By
James Doubek |
Wednesday, April 10, 2019
Federal prosecutors on Tuesday said they dismantled one of the largest health care fraud schemes ever investigated by the FBI, charging 24 people in a $1.2 billion alleged scam involving telemedicine and durable medical equipment companies.
As part of the complex operation, doctors got kickbacks for prescribing unneeded back, shoulder, wrist and knee braces to elderly and disabled patients and charging the government's Medicare program, the Department of Justice said.
The accused "concocted an elaborate scheme to exploit the U.S. health care system by targeting Medicare beneficiaries, paying doctors for prescriptions, paying kickbacks and bribes, and in turn selling these prescriptions to DME companies to ensure that they could line their pockets," IRS special agent Matthew Line said, according to Tut Underwood of South Carolina Public Radio.
Prosecutors allege a multilayered scheme to defraud Medicare. Call centers in the Philippines and Latin America advertised to Medicare beneficiaries and "up-sold" them on unnecessary medical braces, they say.
The call centers then paid bribes to telemedicine companies, who in turn paid doctors to write orders for the equipment. Then the call centers sold the orders to the durable medical equipment companies and billed Medicare.
Equipment companies would ship the braces to beneficiaries. They would receive about $500 to $900 per brace from Medicare and paid kickbacks of almost $300 per brace, according to the Associated Press.
Doctors wrote prescriptions for medical equipment without any interaction with patients or after only a brief phone conversation, the DOJ said.

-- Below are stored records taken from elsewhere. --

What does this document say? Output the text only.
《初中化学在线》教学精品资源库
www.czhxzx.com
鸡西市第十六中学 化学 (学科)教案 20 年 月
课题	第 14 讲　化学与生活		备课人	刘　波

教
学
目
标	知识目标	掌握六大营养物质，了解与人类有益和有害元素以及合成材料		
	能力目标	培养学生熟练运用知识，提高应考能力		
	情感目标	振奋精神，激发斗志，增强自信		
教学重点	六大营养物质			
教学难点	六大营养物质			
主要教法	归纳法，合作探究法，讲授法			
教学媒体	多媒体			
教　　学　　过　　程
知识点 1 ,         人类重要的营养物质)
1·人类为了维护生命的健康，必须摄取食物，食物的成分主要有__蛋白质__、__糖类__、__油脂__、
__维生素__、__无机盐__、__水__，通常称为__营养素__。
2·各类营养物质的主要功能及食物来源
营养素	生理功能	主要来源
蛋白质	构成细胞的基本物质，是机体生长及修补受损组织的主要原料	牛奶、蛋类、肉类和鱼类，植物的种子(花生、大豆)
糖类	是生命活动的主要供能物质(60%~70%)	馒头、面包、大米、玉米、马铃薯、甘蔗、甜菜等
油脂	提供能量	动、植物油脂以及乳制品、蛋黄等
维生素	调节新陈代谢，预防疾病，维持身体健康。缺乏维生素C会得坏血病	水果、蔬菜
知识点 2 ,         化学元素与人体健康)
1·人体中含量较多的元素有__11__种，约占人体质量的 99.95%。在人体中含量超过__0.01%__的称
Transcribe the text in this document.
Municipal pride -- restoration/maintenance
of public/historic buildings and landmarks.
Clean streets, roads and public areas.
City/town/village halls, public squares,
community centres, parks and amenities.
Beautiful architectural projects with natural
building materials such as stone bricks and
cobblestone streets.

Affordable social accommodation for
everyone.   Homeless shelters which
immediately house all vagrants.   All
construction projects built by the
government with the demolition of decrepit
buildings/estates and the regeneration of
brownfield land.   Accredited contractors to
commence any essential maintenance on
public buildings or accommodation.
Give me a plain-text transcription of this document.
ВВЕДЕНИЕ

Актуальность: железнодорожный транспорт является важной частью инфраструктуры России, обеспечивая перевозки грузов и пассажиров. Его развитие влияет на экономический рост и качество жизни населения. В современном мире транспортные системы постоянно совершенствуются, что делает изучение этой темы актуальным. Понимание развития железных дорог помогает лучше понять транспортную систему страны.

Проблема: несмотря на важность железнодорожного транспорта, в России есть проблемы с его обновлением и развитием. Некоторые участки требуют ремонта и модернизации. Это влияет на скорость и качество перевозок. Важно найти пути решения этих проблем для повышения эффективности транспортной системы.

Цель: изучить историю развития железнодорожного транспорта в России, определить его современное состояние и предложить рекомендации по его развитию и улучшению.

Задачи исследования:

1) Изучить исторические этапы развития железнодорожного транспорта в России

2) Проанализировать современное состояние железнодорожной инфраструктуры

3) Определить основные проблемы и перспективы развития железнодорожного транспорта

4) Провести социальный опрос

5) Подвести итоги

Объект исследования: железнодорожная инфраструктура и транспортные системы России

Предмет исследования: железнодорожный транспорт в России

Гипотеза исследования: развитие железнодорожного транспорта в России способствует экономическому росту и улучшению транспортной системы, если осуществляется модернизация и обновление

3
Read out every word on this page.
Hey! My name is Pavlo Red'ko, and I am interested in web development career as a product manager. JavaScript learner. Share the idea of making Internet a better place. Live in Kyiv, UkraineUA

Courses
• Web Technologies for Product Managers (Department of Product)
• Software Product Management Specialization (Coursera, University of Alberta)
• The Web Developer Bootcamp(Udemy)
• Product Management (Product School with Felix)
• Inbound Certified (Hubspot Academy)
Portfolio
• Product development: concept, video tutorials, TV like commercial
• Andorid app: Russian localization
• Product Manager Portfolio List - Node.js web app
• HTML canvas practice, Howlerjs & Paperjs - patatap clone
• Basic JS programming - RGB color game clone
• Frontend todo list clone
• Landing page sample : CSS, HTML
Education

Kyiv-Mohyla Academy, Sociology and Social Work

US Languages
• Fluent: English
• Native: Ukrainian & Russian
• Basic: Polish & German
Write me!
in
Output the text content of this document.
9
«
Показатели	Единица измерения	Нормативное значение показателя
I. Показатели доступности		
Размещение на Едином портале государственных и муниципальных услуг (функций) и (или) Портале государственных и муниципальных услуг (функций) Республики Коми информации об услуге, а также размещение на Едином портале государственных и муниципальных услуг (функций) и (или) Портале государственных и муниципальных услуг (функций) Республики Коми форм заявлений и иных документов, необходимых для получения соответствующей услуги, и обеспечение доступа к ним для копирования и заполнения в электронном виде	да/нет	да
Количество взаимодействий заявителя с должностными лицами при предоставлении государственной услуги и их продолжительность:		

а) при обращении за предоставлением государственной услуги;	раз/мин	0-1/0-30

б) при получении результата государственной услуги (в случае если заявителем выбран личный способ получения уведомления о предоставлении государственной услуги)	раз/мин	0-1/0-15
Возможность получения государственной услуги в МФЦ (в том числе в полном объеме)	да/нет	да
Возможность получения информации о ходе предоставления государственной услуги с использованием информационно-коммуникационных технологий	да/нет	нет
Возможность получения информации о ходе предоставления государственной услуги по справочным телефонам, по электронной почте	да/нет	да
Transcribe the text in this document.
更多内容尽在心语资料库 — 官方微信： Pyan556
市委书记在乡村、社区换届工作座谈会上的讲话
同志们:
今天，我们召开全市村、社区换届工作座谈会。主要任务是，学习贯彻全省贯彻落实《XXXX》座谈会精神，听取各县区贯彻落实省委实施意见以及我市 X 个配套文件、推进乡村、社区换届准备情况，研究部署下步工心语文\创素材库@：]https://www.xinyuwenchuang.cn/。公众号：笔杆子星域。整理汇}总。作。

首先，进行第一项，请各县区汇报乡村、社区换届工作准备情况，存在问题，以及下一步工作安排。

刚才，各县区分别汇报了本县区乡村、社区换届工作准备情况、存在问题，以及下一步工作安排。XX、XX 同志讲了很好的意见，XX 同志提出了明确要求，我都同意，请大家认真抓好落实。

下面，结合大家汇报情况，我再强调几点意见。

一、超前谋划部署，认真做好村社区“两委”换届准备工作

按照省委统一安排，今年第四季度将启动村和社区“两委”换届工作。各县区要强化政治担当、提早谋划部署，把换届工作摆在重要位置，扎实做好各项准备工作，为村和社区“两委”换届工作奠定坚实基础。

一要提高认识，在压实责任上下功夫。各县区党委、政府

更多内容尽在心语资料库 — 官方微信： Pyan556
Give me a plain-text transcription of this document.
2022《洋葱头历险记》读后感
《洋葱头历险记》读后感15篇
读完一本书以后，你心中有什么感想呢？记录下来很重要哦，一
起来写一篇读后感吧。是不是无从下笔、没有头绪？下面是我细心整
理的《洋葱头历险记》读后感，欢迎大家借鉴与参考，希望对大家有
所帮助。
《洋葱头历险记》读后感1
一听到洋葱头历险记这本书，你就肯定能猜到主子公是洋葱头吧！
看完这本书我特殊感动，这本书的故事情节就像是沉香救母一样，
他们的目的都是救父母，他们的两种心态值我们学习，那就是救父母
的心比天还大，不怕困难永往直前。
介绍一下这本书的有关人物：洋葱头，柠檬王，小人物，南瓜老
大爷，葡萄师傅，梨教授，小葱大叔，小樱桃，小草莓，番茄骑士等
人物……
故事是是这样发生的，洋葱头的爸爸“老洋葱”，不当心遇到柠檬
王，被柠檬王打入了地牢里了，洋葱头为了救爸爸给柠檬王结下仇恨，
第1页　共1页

People participating in the alleged scheme laundered money through shell companies and used proceeds to buy "exotic automobiles, yachts and luxury real estate in the United States and abroad."
CEOs, COOs and associates with five telemedicine companies; owners of durable medical equipment companies; and three licensed medical professionals were among the 24 people charged.
Prosecutors charged residents of several states, including Florida, New Jersey, Texas, North Carolina, South Carolina, California and New York.
The government Center for Medicare Services' anti-fraud branch said it took "adverse administrative action" against 130 medical equipment companies that had billed Medicare more than $1.7 billion in claims and were paid more than $900 million.
The IRS chief of criminal investigation, Don Fort, said in a statement that the organized scheme "details broad corruption, massive amounts of greed, and systemic flaws in our healthcare system that were exploited by the defendants."
The FBI, IRS and 17 U.S. attorneys' offices took part in the operation, according to AP.